Analyzing future weak lensing data sets from KIDS, DES, LSST, Euclid, WFIRST requires precise predictions for the weak lensing measures. In this paper we present a weak lensing prediction code based on the Coyote Universe emulator. The Coyote Universe emulator predicts the (non-linear) power spectrum of density fluctuations (P_delta) to high accuracy for k \in [0.002;3.4] h/Mpc within the redshift interval z \in [0;1], outside this regime we extend P_delta using a modified Halofit code. This pipeline is used to calculate various second-order cosmic shear statistics, e.g., shear power spectrum, shear-shear correlation function, ring statistics and COSEBIs (Complete Orthogonal Set of EB-mode Integrals), and we examine how the upper limit in k (and z) to which P_delta is known, impacts on these statistics.

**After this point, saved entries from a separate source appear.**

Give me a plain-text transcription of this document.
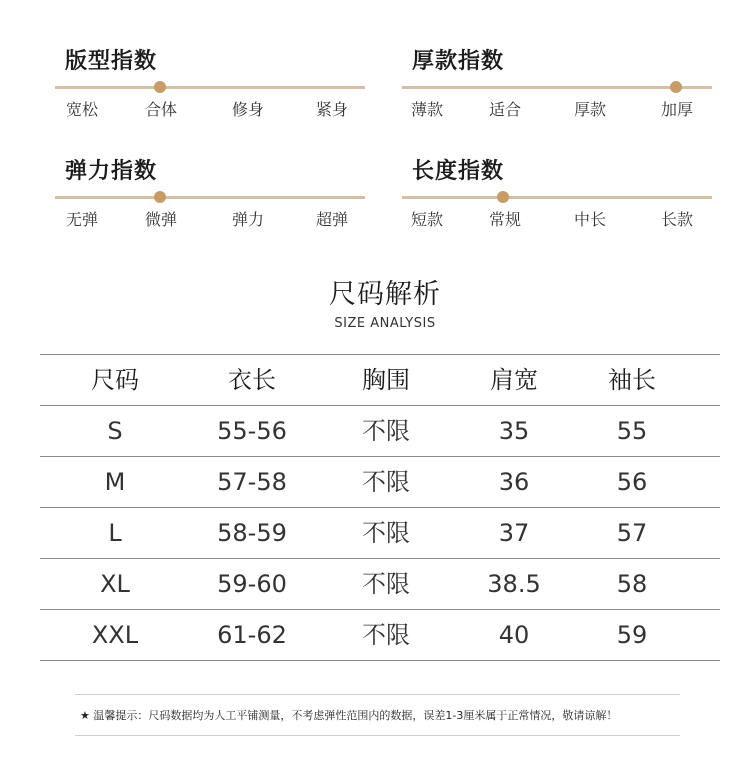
版型指数
宽松	合体	修身	紧身
厚款指数
薄款	适合	厚款	加厚
弹力指数
无弹	微弹	弹力	超弹
长度指数
短款	常规	中长	长款
尺码解析
SIZE ANALYSIS
尺码	衣长	胸围	肩宽	袖长
S	55-56	不限	35	55
M	57-58	不限	36	56
L	58-59	不限	37	57
XL	59-60	不限	38.5	58
XXL	61-62	不限	40	59
★ 温馨提示：尺码数据均为人工平铺测量，不考虑弹性范围内的数据，误差1-3厘米属于正常情况，敬请谅解！
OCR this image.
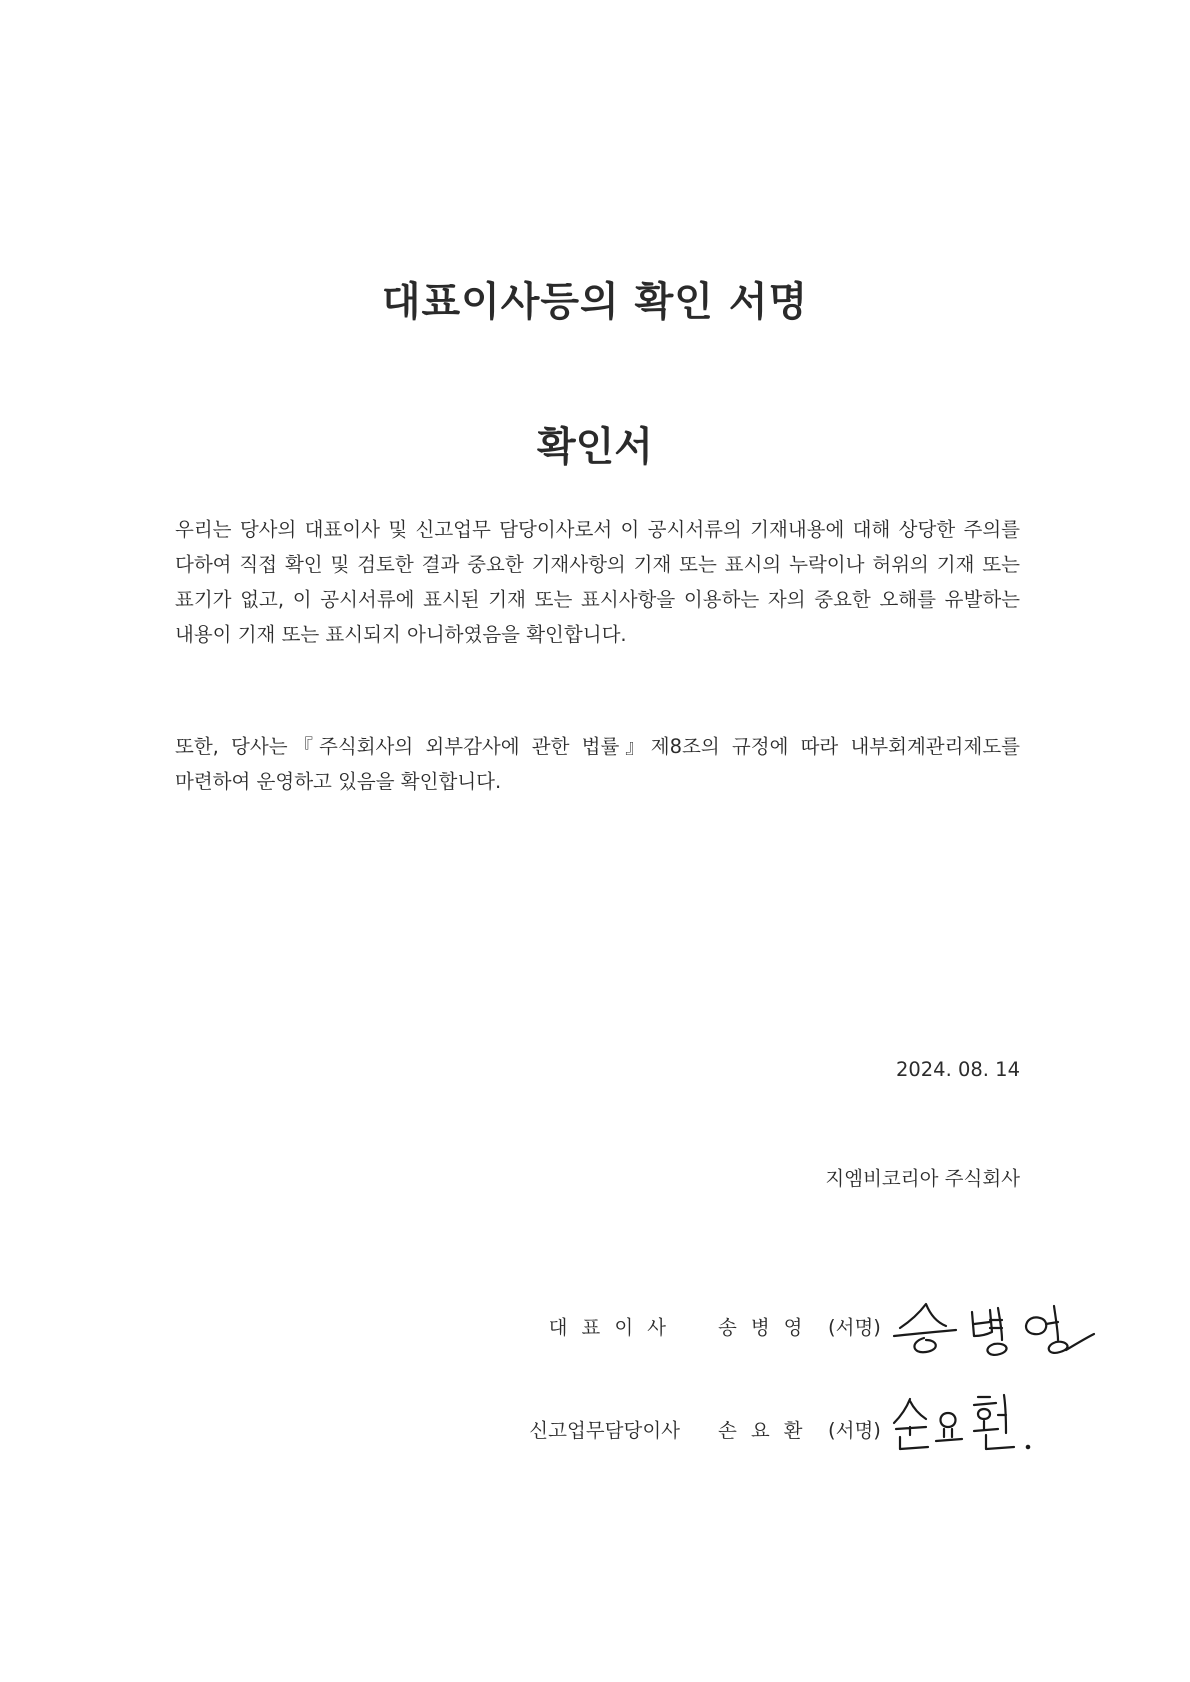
대표이사등의 확인 서명
확인서

우리는 당사의 대표이사 및 신고업무 담당이사로서 이 공시서류의 기재내용에 대해 상당한 주의를 다하여 직접 확인 및 검토한 결과 중요한 기재사항의 기재 또는 표시의 누락이나 허위의 기재 또는 표기가 없고, 이 공시서류에 표시된 기재 또는 표시사항을 이용하는 자의 중요한 오해를 유발하는 내용이 기재 또는 표시되지 아니하였음을 확인합니다.

또한, 당사는『주식회사의 외부감사에 관한 법률』제8조의 규정에 따라 내부회계관리제도를 마련하여 운영하고 있음을 확인합니다.

2024. 08. 14

지엠비코리아 주식회사

대표이사 송병영 (서명)
신고업무담당이사 손요환 (서명)
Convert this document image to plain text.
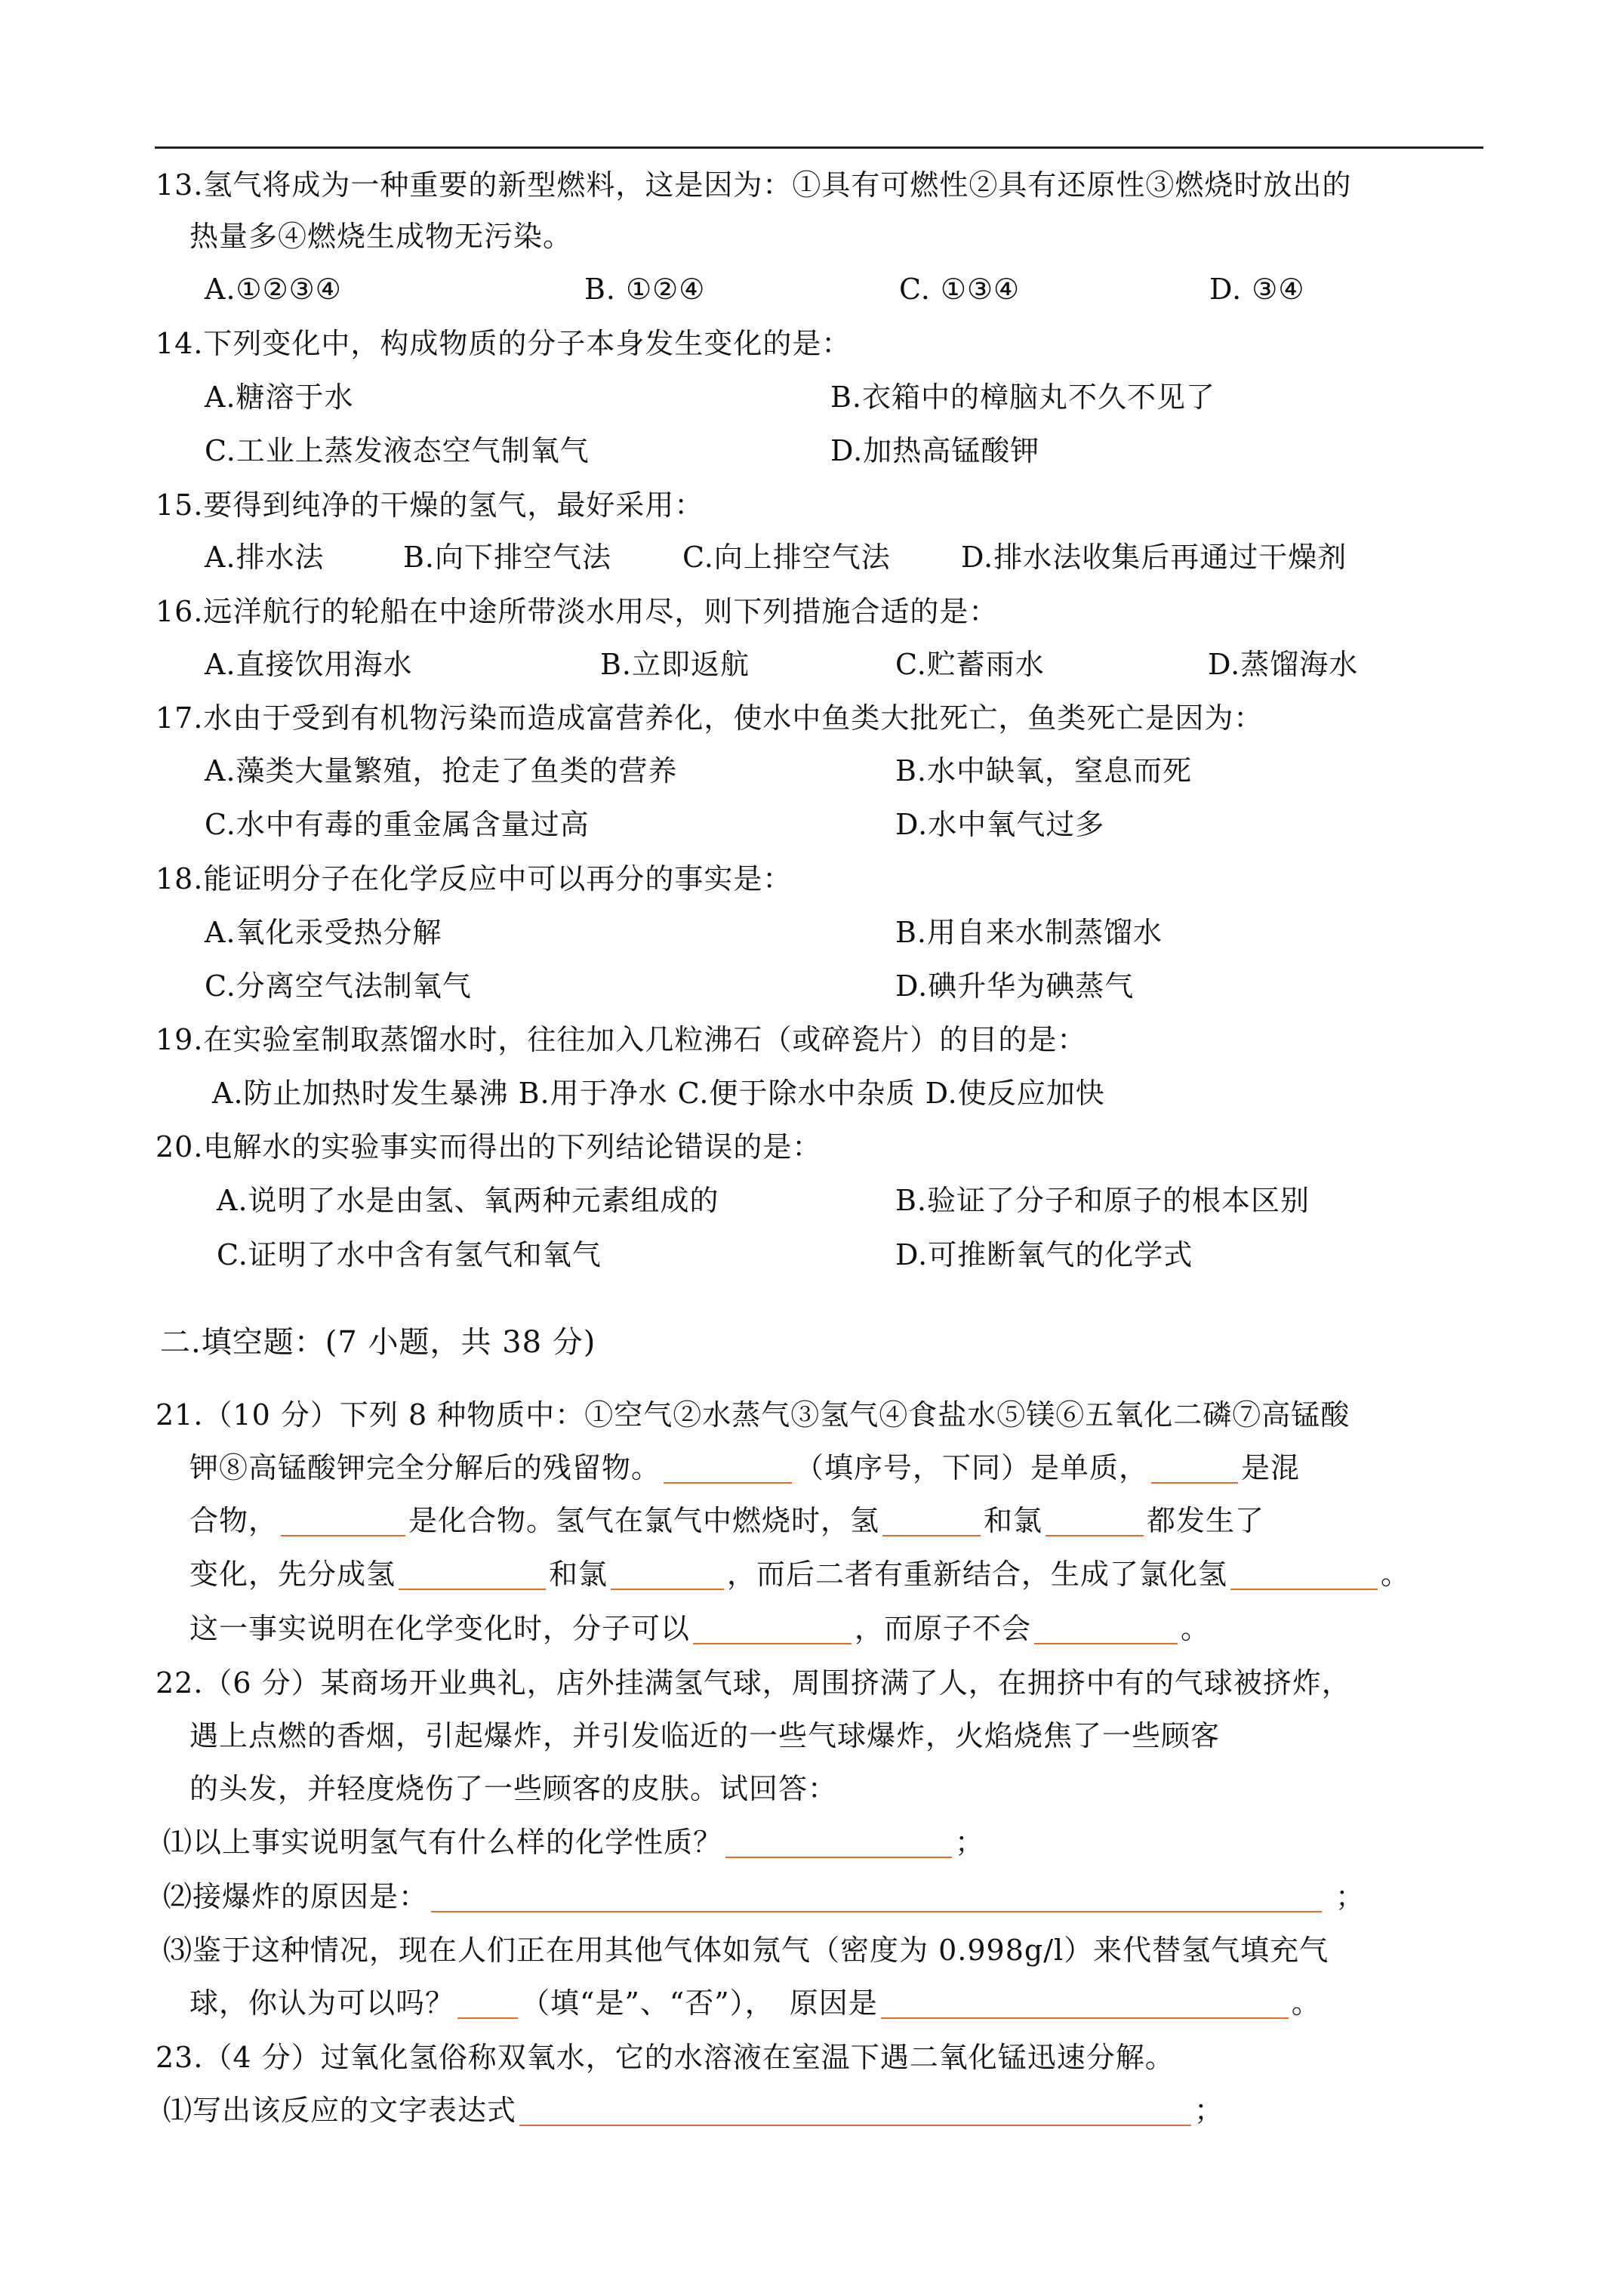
13.氢气将成为一种重要的新型燃料，这是因为：①具有可燃性②具有还原性③燃烧时放出的
热量多④燃烧生成物无污染。
A.①②③④	B. ①②④	C. ①③④	D. ③④
14.下列变化中，构成物质的分子本身发生变化的是：
A.糖溶于水	B.衣箱中的樟脑丸不久不见了
C.工业上蒸发液态空气制氧气	D.加热高锰酸钾
15.要得到纯净的干燥的氢气，最好采用：
A.排水法	B.向下排空气法 C.向上排空气法 D.排水法收集后再通过干燥剂
16.远洋航行的轮船在中途所带淡水用尽，则下列措施合适的是：
A.直接饮用海水	B.立即返航	C.贮蓄雨水	D.蒸馏海水
17.水由于受到有机物污染而造成富营养化，使水中鱼类大批死亡，鱼类死亡是因为：
A.藻类大量繁殖，抢走了鱼类的营养	B.水中缺氧，窒息而死
C.水中有毒的重金属含量过高	D.水中氧气过多
18.能证明分子在化学反应中可以再分的事实是：
A.氧化汞受热分解	B.用自来水制蒸馏水
C.分离空气法制氧气	D.碘升华为碘蒸气
19.在实验室制取蒸馏水时，往往加入几粒沸石（或碎瓷片）的目的是：
A.防止加热时发生暴沸 B.用于净水 C.便于除水中杂质 D.使反应加快
20.电解水的实验事实而得出的下列结论错误的是：
A.说明了水是由氢、氧两种元素组成的	B.验证了分子和原子的根本区别
C.证明了水中含有氢气和氧气	D.可推断氧气的化学式
二.填空题：(7 小题，共 38 分)
21.（10 分）下列 8 种物质中：①空气②水蒸气③氢气④食盐水⑤镁⑥五氧化二磷⑦高锰酸
钾⑧高锰酸钾完全分解后的残留物。	（填序号，下同）是单质，	是混
合物，	是化合物。氢气在氯气中燃烧时，氢	和氯	都发生了
变化，先分成氢	和氯	，而后二者有重新结合，生成了氯化氢	。
这一事实说明在化学变化时，分子可以	，而原子不会	。
22.（6 分）某商场开业典礼，店外挂满氢气球，周围挤满了人，在拥挤中有的气球被挤炸，
遇上点燃的香烟，引起爆炸，并引发临近的一些气球爆炸，火焰烧焦了一些顾客
的头发，并轻度烧伤了一些顾客的皮肤。试回答：
⑴以上事实说明氢气有什么样的化学性质？	；
⑵接爆炸的原因是：	；
⑶鉴于这种情况，现在人们正在用其他气体如氖气（密度为 0.998g/l）来代替氢气填充气
球，你认为可以吗？ （填“是”、“否”），　原因是	。
23.（4 分）过氧化氢俗称双氧水，它的水溶液在室温下遇二氧化锰迅速分解。
⑴写出该反应的文字表达式	；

For example, we find that k_max~8 h/Mpc causes a bias in the shear power spectrum at l~4000 that is comparable to the statistical errors (intrinsic shape-noise and cosmic variance) of a DES-like survey, whereas for LSST-like errors k_max~15 h/Mpc is needed to limit the bias at l~4000. For the most recently developed second-order shear statistics, the COSEBIs, we find that 9 modes can be calculated accurately knowing P_delta to k_max=10 h/Mpc. The COSEBIs allow for an EB-mode decomposition using a shear-shear correlation function measured over a finite range, thereby avoiding any EB-mode mixing due to finite survey size. We perform a detailed study in a 5-dimensional parameter space in order to examine whether all cosmological information is captured by these 9 modes with the result that already 7-8 modes are sufficient.